Recordará cuando logré callar para no herir con
palabras y cuando hablé bien de quien no me quería. Sabrá que fui fiel en medio
de tentaciones hondas que surcaban mi alma, tentaciones ignoradas para los que
no me conocían.
Sé que lo que quedará cuando me vaya no serán mis
logros más vistosos y llenos de belleza.
En el corazón de Dios quedará ese día en el que me
levanté por encima de los peligros que acechaban mi ánimo y me mantuve en el aire mirando al cielo.
Recordará mis obras de misericordia y sabrá al final
de mis días que mi vida habrá merecido la pena.

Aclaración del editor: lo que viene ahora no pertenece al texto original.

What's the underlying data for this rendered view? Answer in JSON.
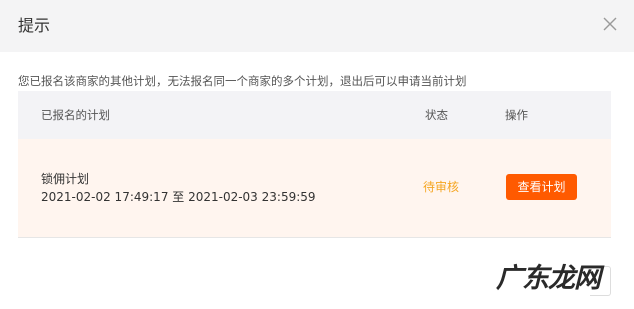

Y yo moriré tranquilo,
feliz por la misión cumplida. Al fin y al cabo la vida son dos días y
quiero vivirlos plenamente.
Recordaré cada mañana el motivo por el que he nacido.
¿O acaso lo he olvidado? No quiero olvidar el amor de Dios que empuja
mis días. Él tiene para mí un deseo. Comenta el padre José Kentenich:
«Desde toda la eternidad Dios tiene una idea
determinada de mí. Él ha previsto una determinada misión para mí. El
Espíritu Santo es el que me conduce y me prepara para esta gran misión. En
la medida en que yo cumpla con esta singular misión seré santo«[1].
Mi santidad está unida a esa misión oculta a los ojos
de los hombres. Tengo una misión que cumplir en este mundo. Para algo he
nacido. Para algo estoy aquí luchando y dando la vida.
Por eso no quiero herir con mis palabras, con
mis omisiones o mis actos. Prefiero sufrir en silencio, guardar la calma,
pacificar lleno de paz en medio de la tormenta.
Esperar contra toda esperanza, mirar al débil, al
huérfano, a la viuda. Tender mi mano, detenerme al borde del camino a socorrer
al herido.
Al final de la vida sólo quedará el amor sembrado, el
abrazo que he regalado, la sonrisa cálida que han guardado en la memoria los
que han sido amados. Mi mirada levantando al caído.
Eso quedará por encima del paso del tiempo. Ni
el dinero, ni los éxitos, ni la imagen perfecta que quiero dar al mundo durarán
mucho tiempo.
Todo eso pasará, se escapará entre los dedos, volará
por encima de los recuerdos y no dejará nada a su paso. Sólo cenizas.
Quiero pensar que la vida que no se da se
pierde. No oprimo a nadie, ni exijo más de lo que pueden darme. No pido al
que no tiene, no mando al que no puede seguir mis pasos.
Callo, guardo silencio, acompaño la vida sostenida con
delicadeza. Espero, soy manso y paciente. Esas
obras parecen la misión imposible que Dios pone en mi alma para que no me
olvide de dónde vengo.
Sólo soy un peregrino en esta tierra, un misionero por
vocación, un amante en mi esencia y un amado que quiere amar y sostener al
débil. Guardar sus sueños entre mis dedos frágiles. Sostener sus pies perdidos.
Es la misión de mi vida por la que seré recordado, al
menos en el corazón de Jesús que guarda toda mi memoria.